Mit der Fähre zu den Lofoten.
Mit der Fähre zu den Lofoten. © WP | Privat

Zurück ging es dann über die Lofoten, worauf sich die Wetteranerin im Vorfeld sehr gefreut hatte. Doch auch dort und entlang der schönen Fjorde ließ sich die Sonne eher selten blicken. Dennoch beeindruckte sie die Insel Senja. „Und nach Oslo – dorthin bin ich mit dem Zug gefahren – wurde es dann auch wieder sommerlicher.“ Immer wieder konnte sie Fähren nutzen, auch auf dem Weg zurück nach Schweden in den Hafen von Helsingborg. Eigentlich wollte sie im Anschluss nicht nach Kopenhagen, ließ sich aber überzeugen und äußerte sich begeistert über ihren Besuch in der bekanntesten Stadt Dänemarks. Weiter ging es dann über Arhus, ehe sie dann ein einziges Mal an einem Ort übernachtete, den sie schon auf der Hinfahrt aufgesucht hatte.

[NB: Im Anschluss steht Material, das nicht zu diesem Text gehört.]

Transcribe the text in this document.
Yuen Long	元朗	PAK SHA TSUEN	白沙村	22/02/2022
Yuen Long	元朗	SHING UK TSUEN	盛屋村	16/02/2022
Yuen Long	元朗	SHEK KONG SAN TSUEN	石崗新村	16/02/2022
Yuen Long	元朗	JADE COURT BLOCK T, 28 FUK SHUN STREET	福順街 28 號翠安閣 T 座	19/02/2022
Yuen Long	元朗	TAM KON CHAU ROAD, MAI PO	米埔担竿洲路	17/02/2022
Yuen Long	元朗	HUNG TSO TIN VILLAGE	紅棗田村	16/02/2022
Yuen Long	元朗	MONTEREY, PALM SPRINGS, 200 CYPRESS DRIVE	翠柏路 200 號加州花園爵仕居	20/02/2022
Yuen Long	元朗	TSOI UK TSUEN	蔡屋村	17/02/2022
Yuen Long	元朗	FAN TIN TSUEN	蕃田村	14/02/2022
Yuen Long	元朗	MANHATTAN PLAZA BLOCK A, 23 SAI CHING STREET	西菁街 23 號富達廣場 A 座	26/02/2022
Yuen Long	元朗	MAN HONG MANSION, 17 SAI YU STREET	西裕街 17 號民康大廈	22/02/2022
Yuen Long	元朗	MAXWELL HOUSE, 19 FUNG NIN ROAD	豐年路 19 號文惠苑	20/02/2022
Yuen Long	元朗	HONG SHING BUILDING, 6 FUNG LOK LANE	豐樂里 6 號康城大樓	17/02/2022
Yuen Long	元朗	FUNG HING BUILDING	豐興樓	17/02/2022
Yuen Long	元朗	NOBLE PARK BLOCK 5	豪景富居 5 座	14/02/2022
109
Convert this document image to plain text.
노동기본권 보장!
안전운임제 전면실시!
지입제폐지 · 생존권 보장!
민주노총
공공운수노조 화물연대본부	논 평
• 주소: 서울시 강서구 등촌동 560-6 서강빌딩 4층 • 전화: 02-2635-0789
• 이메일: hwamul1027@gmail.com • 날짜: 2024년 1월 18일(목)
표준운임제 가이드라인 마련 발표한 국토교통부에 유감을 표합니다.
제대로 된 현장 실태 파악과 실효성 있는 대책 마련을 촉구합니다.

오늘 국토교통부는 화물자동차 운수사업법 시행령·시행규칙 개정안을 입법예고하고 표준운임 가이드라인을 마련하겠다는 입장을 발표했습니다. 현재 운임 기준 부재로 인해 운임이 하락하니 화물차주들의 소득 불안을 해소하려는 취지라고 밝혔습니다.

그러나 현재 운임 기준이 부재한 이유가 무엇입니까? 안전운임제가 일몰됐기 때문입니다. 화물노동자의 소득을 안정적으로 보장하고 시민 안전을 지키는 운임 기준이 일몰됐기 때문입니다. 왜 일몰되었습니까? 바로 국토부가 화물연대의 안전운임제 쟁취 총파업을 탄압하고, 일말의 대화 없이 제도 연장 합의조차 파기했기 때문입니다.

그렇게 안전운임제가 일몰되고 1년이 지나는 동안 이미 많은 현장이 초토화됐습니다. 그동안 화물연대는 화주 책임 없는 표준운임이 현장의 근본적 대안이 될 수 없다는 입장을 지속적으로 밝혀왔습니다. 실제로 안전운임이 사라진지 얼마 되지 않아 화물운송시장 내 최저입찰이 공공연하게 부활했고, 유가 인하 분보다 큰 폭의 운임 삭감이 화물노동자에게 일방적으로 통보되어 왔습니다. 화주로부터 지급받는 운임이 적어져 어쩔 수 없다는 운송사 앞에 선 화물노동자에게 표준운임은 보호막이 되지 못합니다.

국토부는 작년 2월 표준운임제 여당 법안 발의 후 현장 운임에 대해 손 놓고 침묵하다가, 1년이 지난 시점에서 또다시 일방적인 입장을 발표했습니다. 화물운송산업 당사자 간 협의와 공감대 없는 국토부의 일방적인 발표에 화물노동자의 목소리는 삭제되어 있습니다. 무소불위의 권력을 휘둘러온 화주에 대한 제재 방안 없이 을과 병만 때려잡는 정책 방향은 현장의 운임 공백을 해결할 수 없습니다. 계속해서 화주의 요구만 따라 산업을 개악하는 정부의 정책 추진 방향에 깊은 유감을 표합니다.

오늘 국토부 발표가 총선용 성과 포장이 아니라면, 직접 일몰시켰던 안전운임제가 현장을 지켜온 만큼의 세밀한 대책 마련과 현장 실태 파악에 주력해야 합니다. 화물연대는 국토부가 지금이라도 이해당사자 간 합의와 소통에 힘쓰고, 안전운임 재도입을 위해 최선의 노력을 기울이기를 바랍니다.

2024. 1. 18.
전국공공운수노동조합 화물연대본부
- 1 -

Ein typisches Bild der Reise: Lara Grünert konnte sich in Schweden, Finnland und Dänemark oft in einem See oder Gewässer abkühlen.
Ein typisches Bild der Reise: Lara Grünert konnte sich in Schweden, Finnland und Dänemark oft in einem See oder Gewässer abkühlen. © WP | Privat

Die Abenteuertage ohne Nutzung des Rennrads kann Lara Grünert an einer Hand abzählen, wobei es auch kurze Etappen über 30 Kilometer gab. Körperlich steckte sie alles gut weg. Zweimal legte Lara Grünert an einem Tag mehr als 200 Kilometer zurück. Neben einer langen Etappe in Dänemark zog sie auch auf dem letzten Teilstück hinter Bremen bis zur Heimat Wetter trotz windiger Verhältnisse voll durch.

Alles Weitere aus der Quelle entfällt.